虞娓娓显然知道对方在说什么,“我听说过,但是没去过。”
“就是那里”
汉娜点点头,“他最喜欢去那里,然后丢一枚已经退出流通的马克硬币。”
“为什么?”
“我想看看用多少枚硬币才能喂饱贪婪的疣汰人”
马克西姆摊摊手,“那里就像我的告解室差不多,出售赎罪券的那种告解室。”
“我第一次听说告解室还需要收10欧元的门票”
白芑说完,热衷于地狱笑话的四人也再一次毫无道德底线的哄堂大笑。
这个悠闲的白天,马克西姆和汉娜以向导的身份带着白芑等人在柏林好好逛了逛,双方却是再也没有提过关于顿巴斯的一个字母。

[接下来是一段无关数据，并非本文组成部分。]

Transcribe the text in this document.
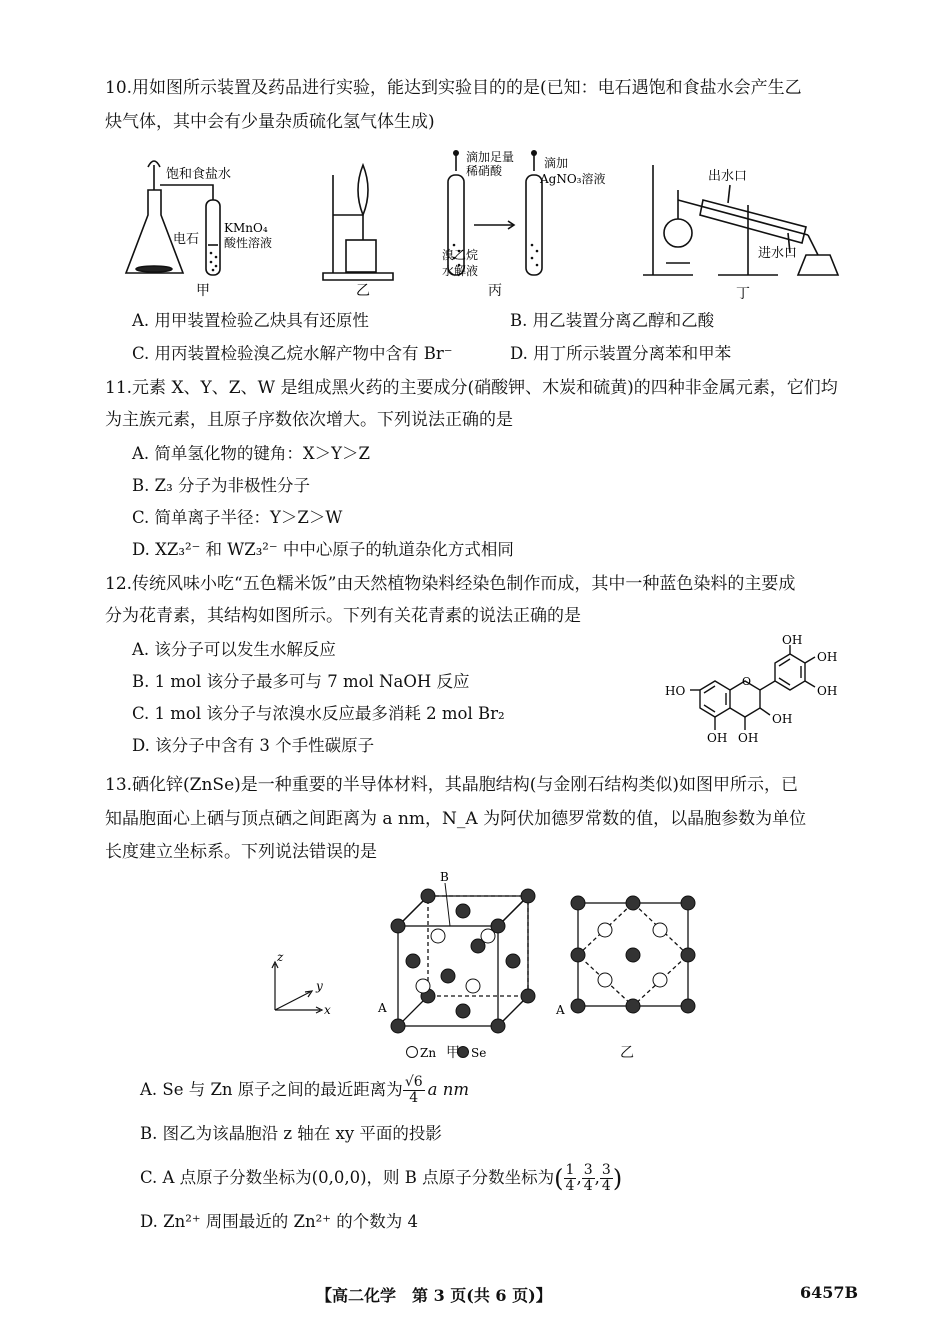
10.用如图所示装置及药品进行实验，能达到实验目的的是(已知：电石遇饱和食盐水会产生乙
炔气体，其中会有少量杂质硫化氢气体生成)
饱和食盐水
电石
KMnO₄
酸性溶液
甲	乙
滴加足量
稀硝酸
滴加
AgNO₃溶液
溴乙烷
水解液
丙
出水口
进水口
丁
A. 用甲装置检验乙炔具有还原性	B. 用乙装置分离乙醇和乙酸
C. 用丙装置检验溴乙烷水解产物中含有 Br⁻	D. 用丁所示装置分离苯和甲苯
11.元素 X、Y、Z、W 是组成黑火药的主要成分(硝酸钾、木炭和硫黄)的四种非金属元素，它们均
为主族元素，且原子序数依次增大。下列说法正确的是
A. 简单氢化物的键角：X＞Y＞Z
B. Z₃ 分子为非极性分子
C. 简单离子半径：Y＞Z＞W
D. XZ₃²⁻ 和 WZ₃²⁻ 中中心原子的轨道杂化方式相同
12.传统风味小吃“五色糯米饭”由天然植物染料经染色制作而成，其中一种蓝色染料的主要成
分为花青素，其结构如图所示。下列有关花青素的说法正确的是
A. 该分子可以发生水解反应
B. 1 mol 该分子最多可与 7 mol NaOH 反应
C. 1 mol 该分子与浓溴水反应最多消耗 2 mol Br₂
D. 该分子中含有 3 个手性碳原子
O
HO
OH OH
OH
OH
OH
OH
13.硒化锌(ZnSe)是一种重要的半导体材料，其晶胞结构(与金刚石结构类似)如图甲所示，已
知晶胞面心上硒与顶点硒之间距离为 a nm，N_A 为阿伏加德罗常数的值，以晶胞参数为单位
长度建立坐标系。下列说法错误的是
z
y
x
B
A
Zn	Se
A
甲	乙
A. Se 与 Zn 原子之间的最近距离为 $\frac{√6}{4}$ a nm
B. 图乙为该晶胞沿 z 轴在 xy 平面的投影
C. A 点原子分数坐标为(0,0,0)，则 B 点原子分数坐标为( $\frac{1}{4}$ , $\frac{3}{4}$ , $\frac{3}{4}$ )
D. Zn²⁺ 周围最近的 Zn²⁺ 的个数为 4
【高二化学　第 3 页(共 6 页)】	6457B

当夜幕降临,在马克西姆二人和他们的手下的挥手送别中,白芑等人驾驶着三辆车子汇入了城市的车流,又在不久之后,被前后两辆黑色的大巴车夹在中间缓缓开出城区,径直开往了一百多公里外的德波边境。
“我开始对波兰有阴影了”
队伍的最中间,坐在副驾驶的虞娓娓说话间已经拔出腋下枪套里的手枪顶上了子弹,“从过境开始,我就觉得这个鬼地方不安全。”
“所以你就是没有安全感?”白芑又一次问出了他曾经问过对方的问题。
这一次,虞娓娓总算没有拒绝回答,只是在漫长的沉默之后叹息道,“自从我的妈妈去世之后,我确实一直缺乏安全感,尤其在我的爸爸为了赚钱养家,不得不把我送到柳德米拉妈妈身边之后,我经常一年才能见到他两三次。”
“我们差不多”白芑稍稍放慢了车速。
“你也缺乏安全感?”
“其他的部分也差不多”
“你的父母”
“失踪了”
白芑语气平淡的像是在说别人家的事情,“不是死了,是失踪了,我从小就没见过他们,照片都没有,就知道个名儿(没死,是坑,下本书填。)。”
“照片都没有?”虞娓娓诧异的看着白芑。